Job Posting: Chrome Plugin Developer

I haven’t had much of a chance to play with it. When you commented out the lines does it work properly?

No. commenting out those lines only shows all ports (that where available during browser startup)

Oh I see. I do not know enough about it but assume that you must be able to re-enumerate them somehow.

The intent of the API is probably to make use of the connect and disconnect events rather than continually polling getPorts.


I just realised this API isn’t available on Firefox, so that’s probably a large chunk of the userbase who wouldn’t have access to it anyway.

(It’s also not available on any of the listed tablet/phone browsers.)

I use Firefox myself however Chrome / Chromium has anywhere between 66 - 75% of the market depending on which site you believe. Firefox is low - approx 7 or 8 %.

The general market probably, but not necessarily the developer market or this forum’s userbase.

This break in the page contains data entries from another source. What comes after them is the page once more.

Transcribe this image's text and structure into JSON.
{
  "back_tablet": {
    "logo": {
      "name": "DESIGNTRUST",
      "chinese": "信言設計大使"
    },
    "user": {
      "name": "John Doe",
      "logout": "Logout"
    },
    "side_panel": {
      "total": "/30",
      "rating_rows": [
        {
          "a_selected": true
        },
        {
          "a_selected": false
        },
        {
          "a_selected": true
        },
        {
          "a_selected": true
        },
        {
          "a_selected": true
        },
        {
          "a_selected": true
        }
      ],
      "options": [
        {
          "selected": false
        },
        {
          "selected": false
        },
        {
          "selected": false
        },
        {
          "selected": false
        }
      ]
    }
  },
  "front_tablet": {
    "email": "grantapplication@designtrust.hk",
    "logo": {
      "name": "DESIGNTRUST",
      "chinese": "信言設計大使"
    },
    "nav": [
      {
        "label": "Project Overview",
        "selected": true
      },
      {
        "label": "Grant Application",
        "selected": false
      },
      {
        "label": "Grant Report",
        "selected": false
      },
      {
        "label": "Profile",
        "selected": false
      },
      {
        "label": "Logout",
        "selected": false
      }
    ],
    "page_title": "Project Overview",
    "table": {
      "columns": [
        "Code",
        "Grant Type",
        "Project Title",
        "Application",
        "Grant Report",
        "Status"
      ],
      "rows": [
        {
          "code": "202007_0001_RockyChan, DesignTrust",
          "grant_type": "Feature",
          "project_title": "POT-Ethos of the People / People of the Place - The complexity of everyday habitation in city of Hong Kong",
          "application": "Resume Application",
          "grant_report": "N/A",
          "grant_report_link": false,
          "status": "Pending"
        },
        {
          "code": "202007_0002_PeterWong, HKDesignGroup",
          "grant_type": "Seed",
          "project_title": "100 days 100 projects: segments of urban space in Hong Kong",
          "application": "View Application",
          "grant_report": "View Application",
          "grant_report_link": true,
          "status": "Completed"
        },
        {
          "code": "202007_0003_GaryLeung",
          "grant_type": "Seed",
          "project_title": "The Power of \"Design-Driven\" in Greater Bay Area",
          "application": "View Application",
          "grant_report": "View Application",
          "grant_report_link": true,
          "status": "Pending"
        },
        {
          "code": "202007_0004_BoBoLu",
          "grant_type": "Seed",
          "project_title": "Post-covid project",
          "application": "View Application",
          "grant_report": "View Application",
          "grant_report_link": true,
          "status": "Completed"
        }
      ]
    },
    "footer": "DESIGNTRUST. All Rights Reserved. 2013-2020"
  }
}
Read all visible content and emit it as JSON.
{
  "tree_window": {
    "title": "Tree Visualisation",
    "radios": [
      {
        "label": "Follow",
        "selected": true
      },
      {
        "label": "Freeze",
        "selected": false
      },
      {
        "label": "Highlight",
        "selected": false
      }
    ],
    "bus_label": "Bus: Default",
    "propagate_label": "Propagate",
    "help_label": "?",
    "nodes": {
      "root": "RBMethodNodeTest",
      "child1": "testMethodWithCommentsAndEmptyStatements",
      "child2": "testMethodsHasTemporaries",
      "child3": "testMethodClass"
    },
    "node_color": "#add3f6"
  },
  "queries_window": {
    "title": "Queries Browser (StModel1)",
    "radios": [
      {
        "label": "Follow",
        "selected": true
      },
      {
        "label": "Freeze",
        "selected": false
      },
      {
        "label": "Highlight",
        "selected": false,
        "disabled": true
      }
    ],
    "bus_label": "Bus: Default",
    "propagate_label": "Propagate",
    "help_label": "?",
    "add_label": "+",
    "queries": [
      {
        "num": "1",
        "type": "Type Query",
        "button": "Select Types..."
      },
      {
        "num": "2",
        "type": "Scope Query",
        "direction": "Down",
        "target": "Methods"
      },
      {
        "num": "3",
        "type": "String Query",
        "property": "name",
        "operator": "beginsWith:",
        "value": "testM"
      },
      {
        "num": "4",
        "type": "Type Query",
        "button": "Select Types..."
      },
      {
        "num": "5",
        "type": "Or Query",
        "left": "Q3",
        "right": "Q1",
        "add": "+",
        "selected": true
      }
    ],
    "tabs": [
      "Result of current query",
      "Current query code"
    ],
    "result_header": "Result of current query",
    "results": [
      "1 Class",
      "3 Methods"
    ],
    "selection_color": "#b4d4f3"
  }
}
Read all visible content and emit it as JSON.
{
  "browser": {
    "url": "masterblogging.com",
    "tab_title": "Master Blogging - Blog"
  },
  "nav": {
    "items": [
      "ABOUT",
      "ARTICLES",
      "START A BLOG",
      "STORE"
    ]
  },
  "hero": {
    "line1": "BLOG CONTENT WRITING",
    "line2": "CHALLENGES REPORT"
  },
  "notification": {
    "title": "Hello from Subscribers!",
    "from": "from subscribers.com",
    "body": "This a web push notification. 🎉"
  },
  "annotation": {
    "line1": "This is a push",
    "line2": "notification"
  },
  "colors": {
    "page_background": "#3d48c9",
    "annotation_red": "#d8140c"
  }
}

I’m half tempted to run a poll.
Curiosity got the better of me:


(Also, I wonder if that figure includes phones and tablets, which usually have Chrome preinstalled.)

Not my iPhone! (Having chrome preinstalled)

I’d expect something like that too but all examples I’ve seen are/behave the same.
The code to select a port is:

const port = await navigator.serial.requestPort();

Only options that are possible are vid pid filters

Okay I just tried it on my W10 laptop and it seems it will detect live port changes. So it’s probably my old W8.1 desktop thats the issue.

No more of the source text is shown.